De doorontwikkeling van het CJG (Centrum voor Jeugd en Gezin) ziet men als zeer belangrijk.
Op pg 16 staat dat het advies van 6 beroepsverenigingen is ontvangen en dit wordt betrokken bij de uitwerking van de belangrijke nieuwe taak van het CJG: het inschakelen van zorg door professionals van het CJG.

Wat mij als eerste opvalt is dat het CJG een centrale rol gaat spelen en een spil wordt naar verschillende instanties toe: scholen, kinderopvang, GGD, maatschappelijke dienstverlening , consultatiebureaus.

Op pg 3:  ondersteuning op school; pg 16: samenwerking tussen zorg en scholen wordt nog belangrijker; ondersteuning leraren betekent het CJG in de school. Op pg 15 wordt helder gesteld hoe men het toekomstig CJG ziet: als de “poortwachter”, één frontoffice voor alle zorg voor jeugdigen en ouders.

Het mogelijke gevaar van vrije ondersteuning (zoals bij het huidige Bjz) naar de dwang van OTS blijft dus bestaan!  Sterker, het gevaar lijkt nog dichterbij te komen.

Het CJG lijkt de functie te hebben van ‘Big Brother is watching you’. Er verandert dus in feite niets, behalve dat de mogelijke greep van CJG/Bjz op ouders wordt verstevigd zonder reden en zonder dat men er erg in heeft. Daarbij wordt de privacy van mensen aangetast!

Dit werkt, op den duur, wantrouwen in de hand. Ik mis een goede privacyvisie in de beleidsbrief. Waarborgen?

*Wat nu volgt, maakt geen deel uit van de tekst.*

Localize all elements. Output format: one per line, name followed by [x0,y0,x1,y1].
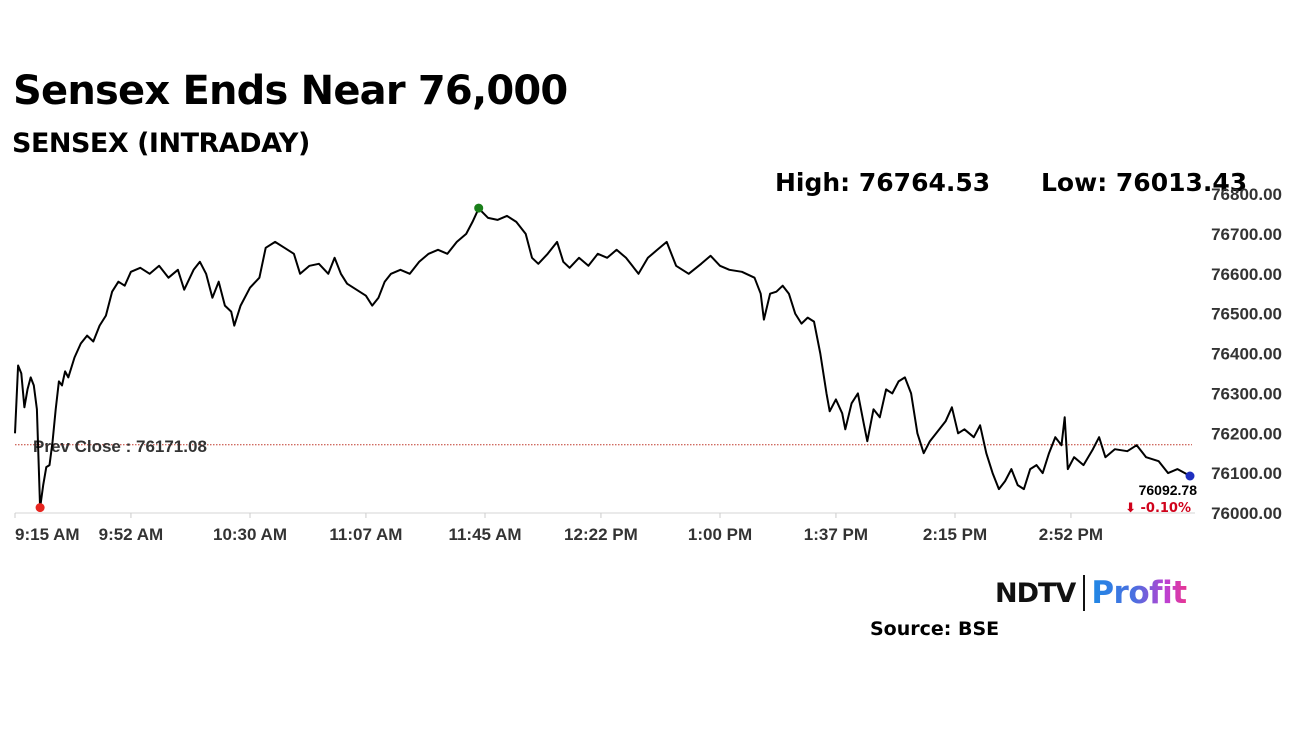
y-tick-label: 76400.00 [1211,345,1282,364]
price-line [14,207,1191,509]
y-tick-label: 76200.00 [1211,424,1282,443]
y-tick-label: 76000.00 [1211,504,1282,523]
x-tick-label: 1:37 PM [804,525,868,544]
source-credit: Source: BSE [870,618,1000,640]
day-high-marker [474,203,484,213]
last-price-marker [1185,471,1195,481]
x-tick-label: 2:15 PM [923,525,987,544]
y-axis-ticks: 76000.00 76100.00 76200.00 76300.00 76400.00… [1211,185,1282,523]
y-tick-label: 76500.00 [1211,305,1282,324]
y-tick-label: 76800.00 [1211,185,1282,204]
x-tick-label: 10:30 AM [213,525,287,544]
day-high-stat: High: 76764.53 [775,168,991,197]
x-tick-label: 9:15 AM [15,525,80,544]
x-tick-label: 11:45 AM [448,525,521,544]
change-percent-label: ⬇ -0.10% [1125,501,1191,516]
chart-subtitle: SENSEX (INTRADAY) [12,128,310,159]
prev-close-label: Prev Close : 76171.08 [33,437,207,456]
logo-divider [1083,575,1086,611]
x-tick-label: 11:07 AM [329,525,402,544]
y-tick-label: 76600.00 [1211,265,1282,284]
x-axis-ticks: 9:15 AM 9:52 AM 10:30 AM 11:07 AM 11:45 AM 12… [14,513,1103,544]
x-tick-label: 12:22 PM [564,525,638,544]
last-value-label: 76092.78 [1139,482,1198,498]
logo-ndtv-text: NDTV [995,577,1076,609]
day-low-marker [35,503,45,513]
day-low-stat: Low: 76013.43 [1041,168,1248,197]
y-tick-label: 76300.00 [1211,384,1282,403]
x-tick-label: 2:52 PM [1039,525,1103,544]
x-tick-label: 1:00 PM [688,525,752,544]
y-tick-label: 76700.00 [1211,225,1282,244]
x-tick-label: 9:52 AM [99,525,164,544]
ndtv-profit-logo: NDTV Profit [995,574,1187,612]
logo-profit-text: Profit [1091,575,1187,611]
chart-headline: Sensex Ends Near 76,000 [13,68,568,114]
y-tick-label: 76100.00 [1211,464,1282,483]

Het is en blijft onduidelijk wat de opleiding is van de medewerkers van het CJG. Indien het maatschappelijk werkers zijn dan valt opnieuw te vrezen voor vele misstanden binnen Jeugdzorg.
Er wordt door de staatssecretarissen gesproken over een verandering / verbetering van Jeugdzorg. De verbetering op dit terrein valt nergens uit af te leiden. Er komt een beroepsregistratie voor jeugdzorg-werkers, gedragwetenschappers en gezinsvoogden. Daarmee komt men eindelijk tegemoet aan de vraag van diverse critici.

Tuchtrecht
Op pg 13: invoering van registratie en tuchtrecht.
Geldt dit ook voor medewerkers van de Raad voor de Kinderbescherming? Zo niet dan is die aanbeveling hard nodig. Op pg 26 is sprake van de huidige schaarse deskundigheid. Dat is op zijn minst een sneue constatering gedaan door de staatssecretarissen t.a.v. de huidige stand van zaken binnen de Jeugdzorg.

Vogelvrij
Nergens lees ik dat men op een andere, betere manier gaat werken en er een toename is van kwaliteit. Eerder lijkt er van een verslechtering sprake: minder administratieve rompslomp betekent minder afleggen van verantwoording in bijvoorbeeld een contactjournaal. Dat betekent een minder doorzichtig proces waardoor de cliënt nog meer vogelvrij is. Op pg 3 stelt men: ‘Er moet ruimte zijn voor professionele autonomie en de administratieve lasten moeten minimaal zijn’.

Werken op gevoel?
Men mag werken op ‘gevoel’. Pg 16: antennes en een ‘neus’ voor problemen bij jeugdzorg-medewerkers/maatschappelijk werkers is belangrijk volgens de staatssecretarissen. Het grote belang van de waarheidsvinding wordt opnieuw niet gestimuleerd. Deze ontwikkeling draagt er aan bij dat ouders opnieuw in de beklaagdenbank komen zonder dat er reden voor behoeft te zijn. Indien een medewerker aan zijn theewater voelt dat er iets mis is, is de ouder de klos. Dat zou nu juist moeten veranderen bij deze ingrijpende stelselwijziging: er behoort met feiten gewerkt te worden.
Het grote gevaar van een mogelijke kokervisie bij jeugdzorgwerkers op grond van hun ‘ervaring’ en/of opleiding, is opnieuw sterk aanwezig.
Het belang van het kind is vervangen door het belang van de jeugdige. Met deze nieuwe terminologie komt de discussie over het belang van het kind, minder snel aan de orde en dat is slim! Het is mij opgevallen dat in de onderzoeksperiode naar het kind nauwelijks geluisterd wordt. Het lijkt alsof men luistert, maar onderzoekers gaan vervolgens geheel hun eigen gang (zogenaamd in het belang van het kind) door hun eenzijdige visie op het belang van het kind/de jeugdige.  Zij stellen zich op als advocaat van het kind zonder dat dit kind hierom gevraagd heeft. Kinderen zijn op deze wijze de dupe van de visie van een (raads)onderzoeker en het team (bestaande uit een teamleider en evt. gedragswetenschapper, ook wel ‘multidisciplinair overleg’ genoemd).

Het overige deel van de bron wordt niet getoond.